I’ve heard so many writers say the same thing: the future isn’t pretty; the future is Blade Runner. I have to say I agree. Anymore it seems we are now living in the future that this phenomenal film predicted. Runaway weather, packed and overflowing cities, crime, and a blatant disregard for blending violent technologies with biology. Blade Runner is probably responsible for the genesis of Claire Daniels, a drug-addicted future play thing from the year 2331. Claire first appears in my novel DEOMANS OF FAEREL, and becomes a strong fixture in the next two World of Faerel novels. She is the epitome of a pampered yet forlorn societal dropout who loses herself in the depths of depravity, only to be rebirthed into a brand new world where she finds the strength to reshape her destiny and find purpose.
Clash of the Titans
Before I get started let me say—there is only one.

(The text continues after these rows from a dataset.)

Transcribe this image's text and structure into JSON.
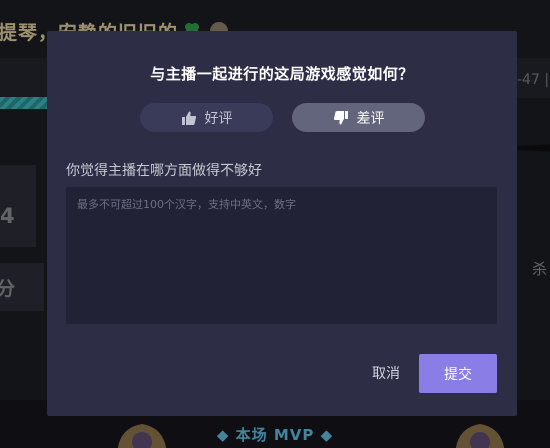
{
  "background": {
    "title": "提琴，安静的旧旧的",
    "right_text": "-47 |",
    "left_value_1": "4",
    "left_value_2": "分",
    "right_label": "杀",
    "mvp_label": "◆ 本场 MVP ◆"
  },
  "dialog": {
    "title": "与主播一起进行的这局游戏感觉如何？",
    "rating": {
      "good_label": "好评",
      "bad_label": "差评",
      "selected": "bad"
    },
    "question": "你觉得主播在哪方面做得不够好",
    "feedback": {
      "value": "",
      "placeholder": "最多不可超过100个汉字，支持中英文，数字"
    },
    "cancel_label": "取消",
    "submit_label": "提交",
    "colors": {
      "dialog_bg": "#2d2d46",
      "selected_pill": "#62657c",
      "unselected_pill": "#3a3b58",
      "submit_bg": "#8a7de6"
    }
  }
}
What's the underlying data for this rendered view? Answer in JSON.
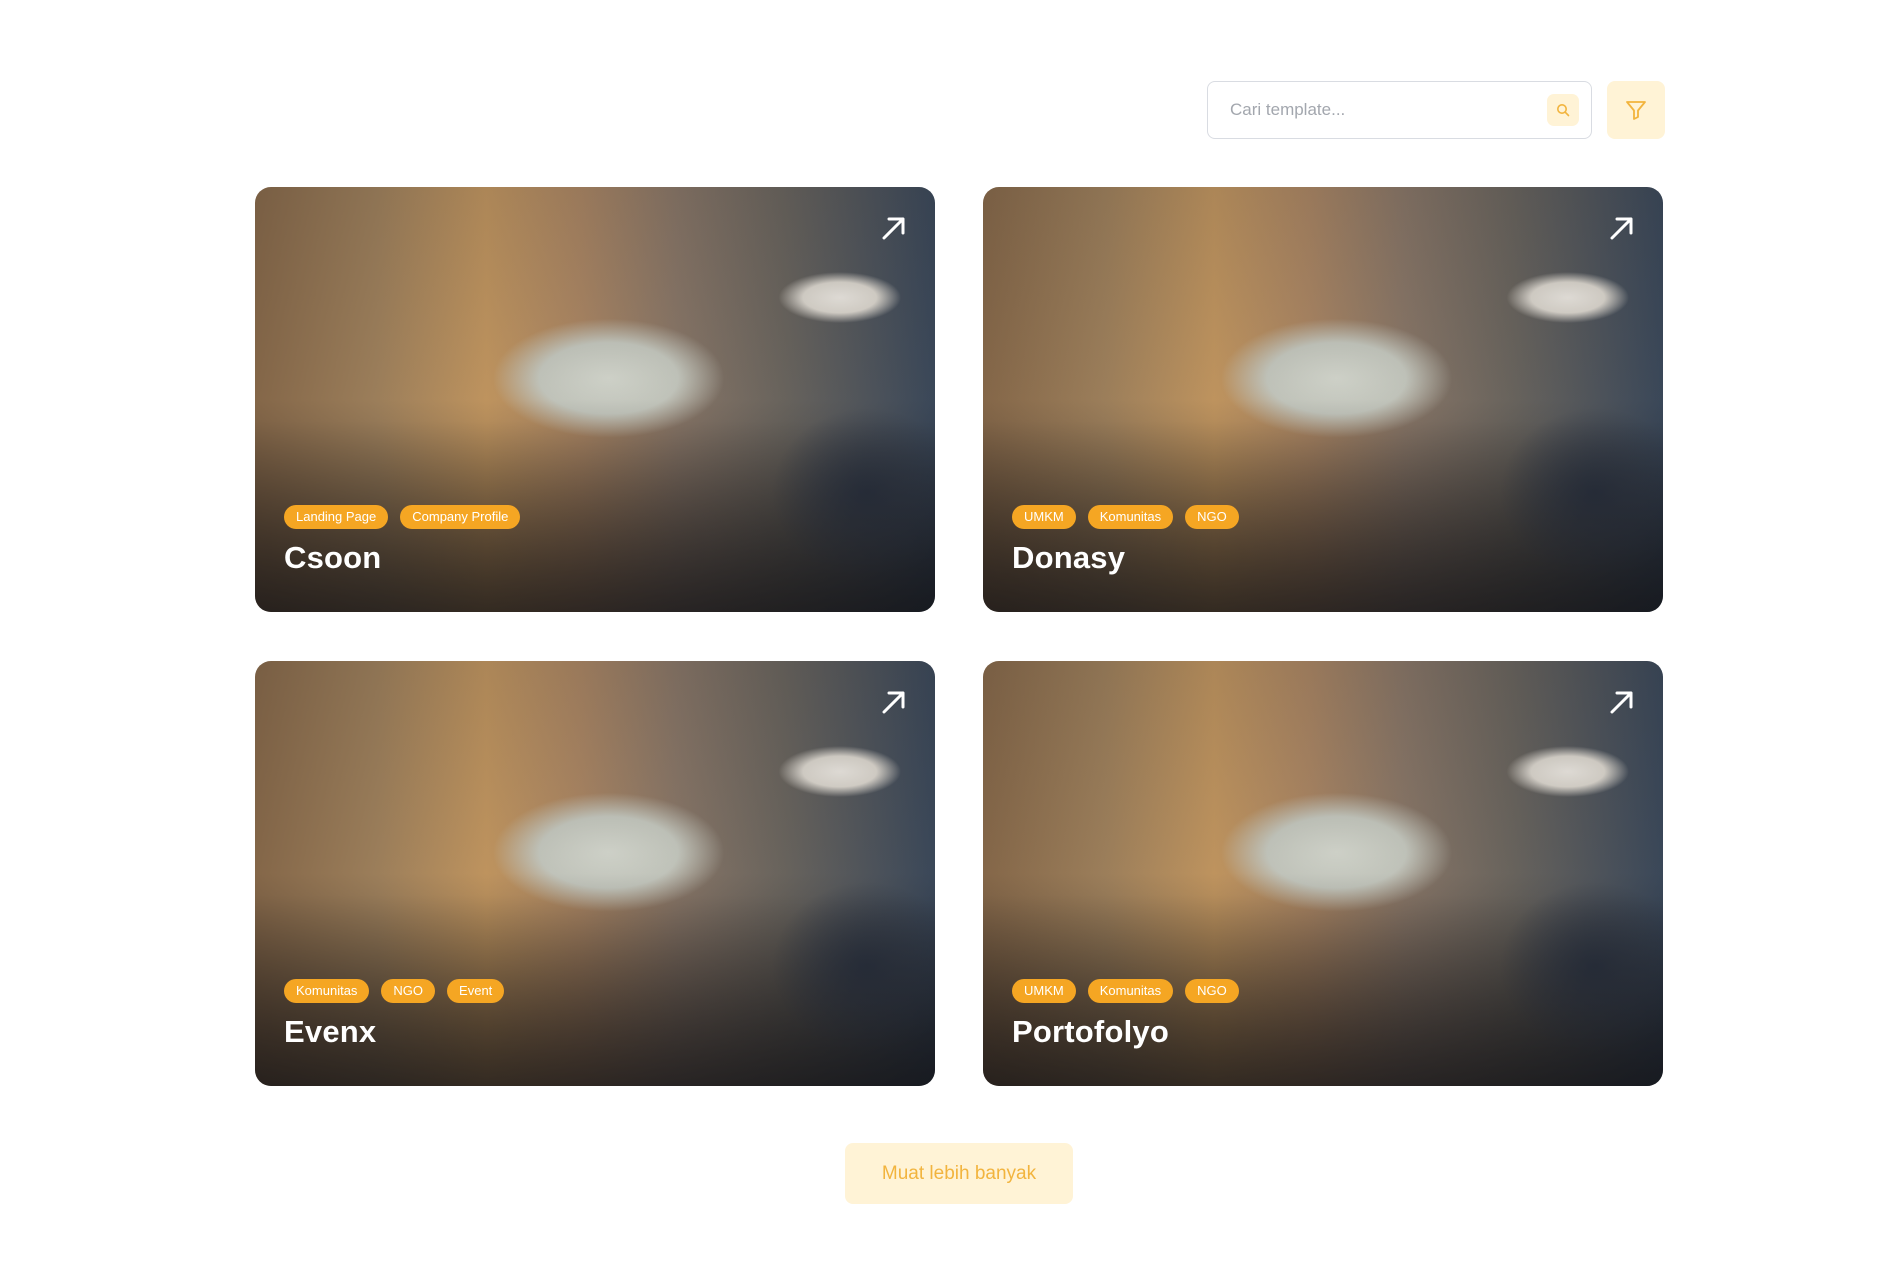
{
  "search": {
    "placeholder": "Cari template..."
  },
  "colors": {
    "accent": "#f5a623",
    "accent_soft": "#fff3d6",
    "tag_text": "#ffffff"
  },
  "icons": {
    "search": "search-icon",
    "filter": "filter-icon",
    "open": "arrow-up-right-icon"
  },
  "cards": [
    {
      "title": "Csoon",
      "tags": [
        "Landing Page",
        "Company Profile"
      ]
    },
    {
      "title": "Donasy",
      "tags": [
        "UMKM",
        "Komunitas",
        "NGO"
      ]
    },
    {
      "title": "Evenx",
      "tags": [
        "Komunitas",
        "NGO",
        "Event"
      ]
    },
    {
      "title": "Portofolyo",
      "tags": [
        "UMKM",
        "Komunitas",
        "NGO"
      ]
    }
  ],
  "load_more": {
    "label": "Muat lebih banyak"
  }
}
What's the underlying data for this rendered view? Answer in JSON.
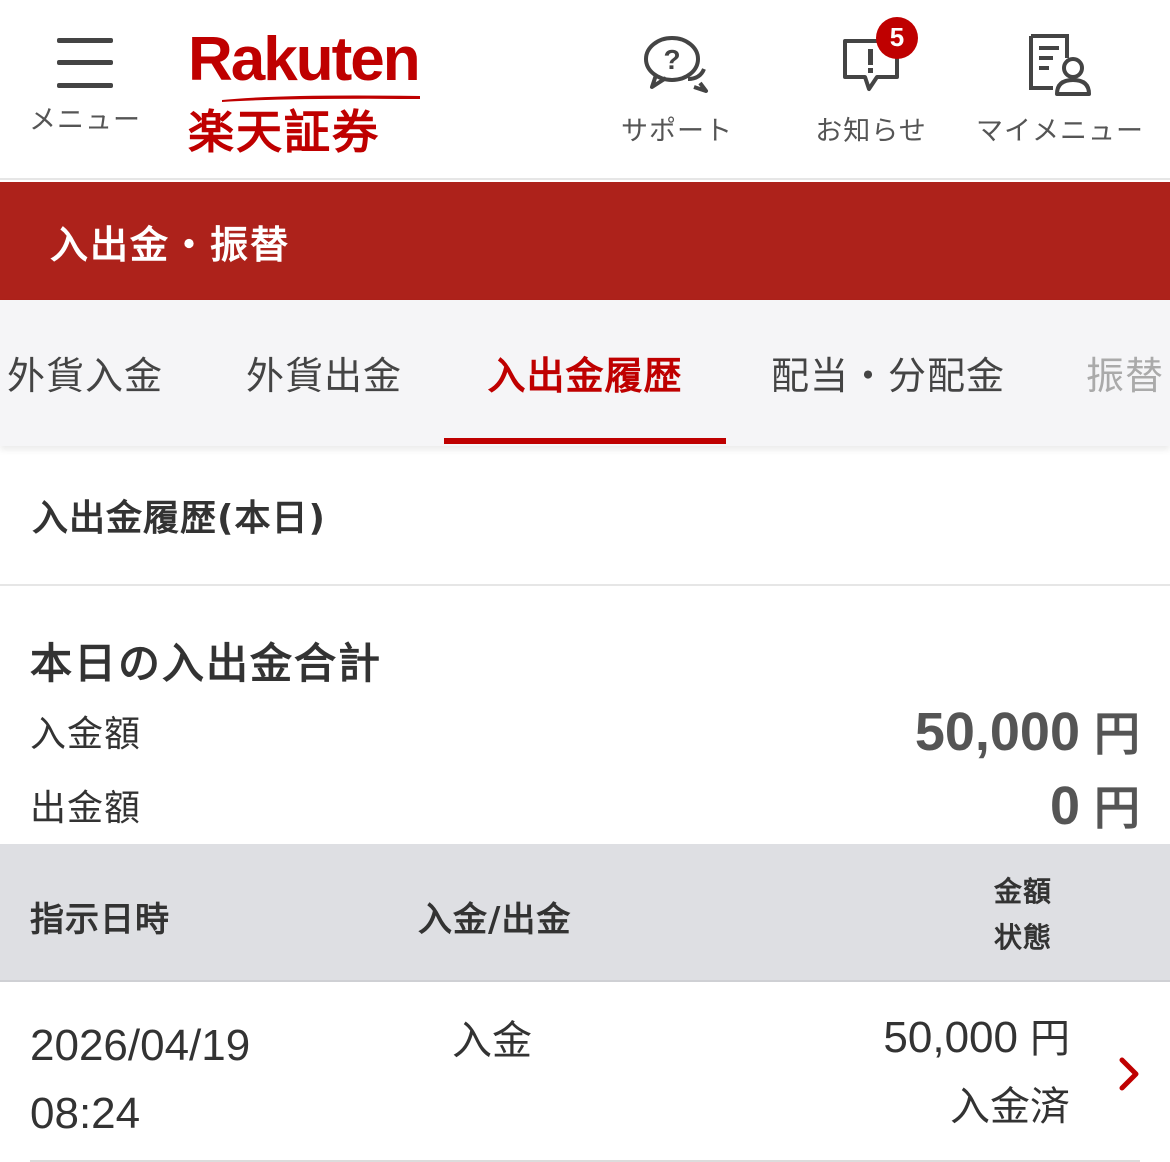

In the summer of 1981, my friends and I found ourselves in a movie theater, part of a summer movie program in which our parents purchased a block of tickets and then promptly shipped us off every Tuesday to go see low-budget B films. Most of them were horrible. Completely forgettable. But one film didn’t seem to fit in with the bunch.
To my young eyes and ears, Clash of the Titans was a masterpiece. Someone had actually taken the time to fictionalize an entire film based largely on the pantheon of Greek gods. There were skeletons, a Medusa, and a Kraken. The gods kept figurines of both men and monster in little cubby holes all along the walls of their grand celestial abodes. These they would place down onto maps for their amusement. My friends and were stunned to see this, since we had just started using miniatures in our D&D games. And then there was Bubo, the mechanical owl. When I saw Bubo I thought why not? Once again, a great blend of fantasy, mythology, and what would become something of a steampunk influence. Best summer ever.
Life in the year 1999 was kind of lame. Technology was growing and growing, and everyone was convinced that computers would one day rule us all. But no one had ever predicted what the Wachowski Brothers (now sisters) were bringing to the plate. It was revealed to us that not only is the future here and now, but the entire world as we now it is artificial, nothing more than a brilliant simulation meant to keep our silly little human minds occupied while the technology we developed kept us harnessed and pumped us dry of our internal power source. It just doesn’t get any cooler than that. And it didn’t. The next two films in the series sucked.
I wasn’t supposed to see this film. I was far too young. But I hung out with slightly older kids, and in my town we had these things called Midnight Movies. This is how I saw Dawn of the Dead, The Keep, and many other films that effectively warped my fragile little mind. But Heavy Metal was different. This film introduced me to sex.
Back in 1981 there was no Internet. Home video players were just coming out and they were crazy expensive. No one had one. There was cable, but most of the good stuff came on about two in the morning. Heavy Metal was a cartoon. At least that’s how the movie theater saw it. Yes, it was rated R, but the movie house owners really didn’t give two shits. They knew there was nudity. Lots of nudity. But it was a cartoon, man! They took our money and we were swept away to visit alien world after alien world, with tons and tons of boobs!
And you wonder why science fantasy writers are so weird.